We live in a pretty tight-knit neighborhood. Most of us built our houses and moved in just under 10 years ago. Our children got to know each other in playgroups, they took that first school-bus ride together and some are even starting to date each other.
I think it is safe to say that there are different unwritten laws in different developments. But buried somewhere by the playground is the "Book of Law" written by those who first inhabited the properties. Our development has some of these laws; for the most part, they are rooted in common sense, like, "To each his own," "Keep your comments to yourself" and "Don't invade my space."
Well, all three of these laws have been broken over the years we have been here.
I try not to let it bother me, but I have to be honest: Sometimes I stew about it.
We had some landscaping done not too long ago, and apparently this ticked off someone down the street so badly that he was venting to another neighbor, "Where do they get all this money? Do you know his wife has not worked a day since they moved here?" My work allows me to sit in my PJs with a cup of coffee in front of my computer screen. Maybe if he was just a bit nosier, he could peek in my windows and see that I actually DO work.
Just last month, I was the subject of someone's Facebook status. Kind of flattering, right? Nope -- not when Grumpy Gertie lives across the street from you. Apparently, the fact that I don't decorate for Halloween
really gets under her skin. (Honestly, I don't love the ghost-and-ghoul theme, so we do harvest-style decor in October.) Now, this neighbor has had Brownlow issues before, so that is how I was sure she was talking about us. Her status said something like, "Don't you hate religious extremists who feel the need to put a damper on your Halloween
fun and make us feel like we are Satan worshippers if we celebrate it?" Wow. There are more issues there than I'd like to have living across the street from me.

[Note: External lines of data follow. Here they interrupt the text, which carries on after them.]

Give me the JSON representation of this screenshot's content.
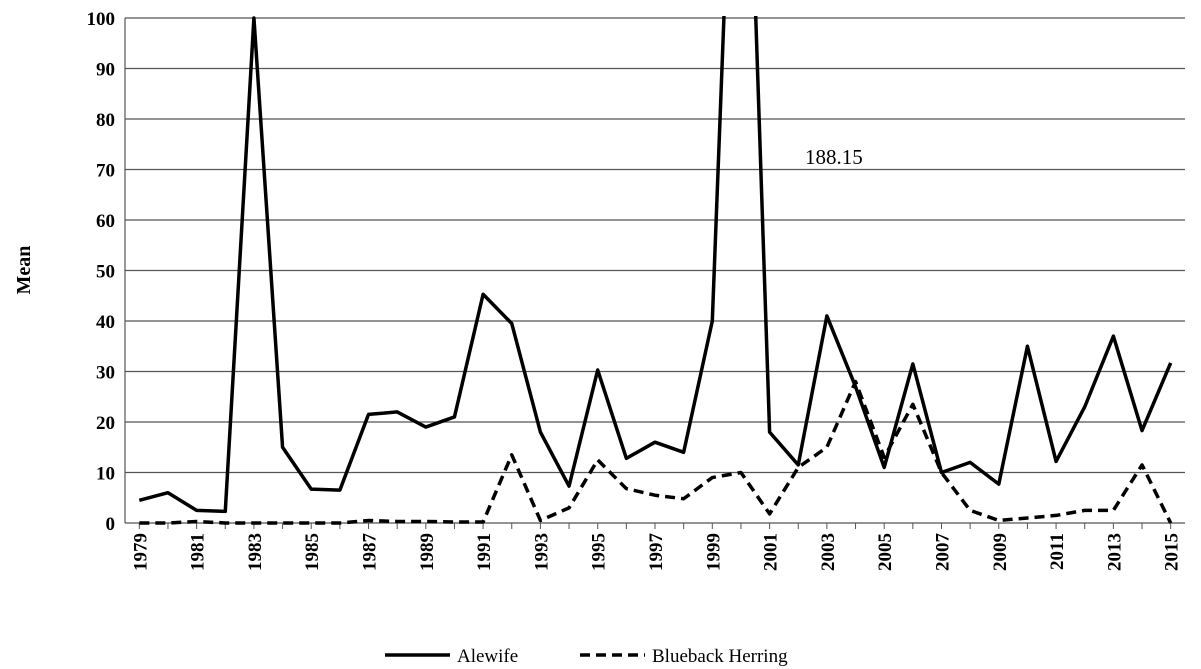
{
  "chart_data": {
    "type": "line",
    "y_label": "Mean",
    "annotation": "188.15",
    "categories": [
      "1979",
      null,
      "1981",
      null,
      "1983",
      null,
      "1985",
      null,
      "1987",
      null,
      "1989",
      null,
      "1991",
      null,
      "1993",
      null,
      "1995",
      null,
      "1997",
      null,
      "1999",
      null,
      "2001",
      null,
      "2003",
      null,
      "2005",
      null,
      "2007",
      null,
      "2009",
      null,
      "2011",
      null,
      "2013",
      null,
      "2015"
    ],
    "series": [
      {
        "name": "Alewife",
        "color": "#000000",
        "line_style": "solid",
        "values": [
          4.5,
          6,
          2.5,
          2.3,
          100,
          15,
          6.7,
          6.5,
          21.5,
          22,
          19,
          21,
          45.3,
          39.5,
          18,
          7.3,
          30.3,
          12.8,
          16,
          14,
          40,
          188.15,
          18,
          11.5,
          41,
          27,
          11,
          31.5,
          10,
          12,
          7.7,
          35,
          12.2,
          23,
          37,
          18.3,
          31.7
        ]
      },
      {
        "name": "Blueback Herring",
        "color": "#000000",
        "line_style": "dashed",
        "values": [
          0,
          0,
          0.3,
          0,
          0,
          0,
          0,
          0,
          0.5,
          0.3,
          0.3,
          0.2,
          0.2,
          13.5,
          0.5,
          3,
          12.5,
          6.8,
          5.5,
          4.8,
          9,
          10,
          1.8,
          11,
          15,
          28,
          13,
          23.5,
          10,
          2.5,
          0.5,
          1,
          1.5,
          2.5,
          2.5,
          11.5,
          0
        ]
      }
    ],
    "ylim": [
      0,
      100
    ],
    "yticks": [
      0,
      10,
      20,
      30,
      40,
      50,
      60,
      70,
      80,
      90,
      100
    ],
    "grid": true,
    "legend": "bottom"
  }
}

And lastly: A couple of Christmases ago, my husband and I decided that our gifts to each other would be to turn our playroom into an actual office. We spent days over the holiday break putting furniture together and decorating while we waited for our wooden blinds to arrive and complete our new grown-up space. When school resumed in the new year, I ran into a neighbor who said, "Where did you get your new office furniture? It is really nice!" Now, let me explain, this man has NEVER been in my house! He is apparently a closet drive-by peeping Tom! Eww.
I just take some deep breaths, complain a little to my husband and remind myself of the number-one rule on my list: "To each his own." Now, if you will excuse me, I am going to go peek through my neighbors' windows to get some ideas for dinner.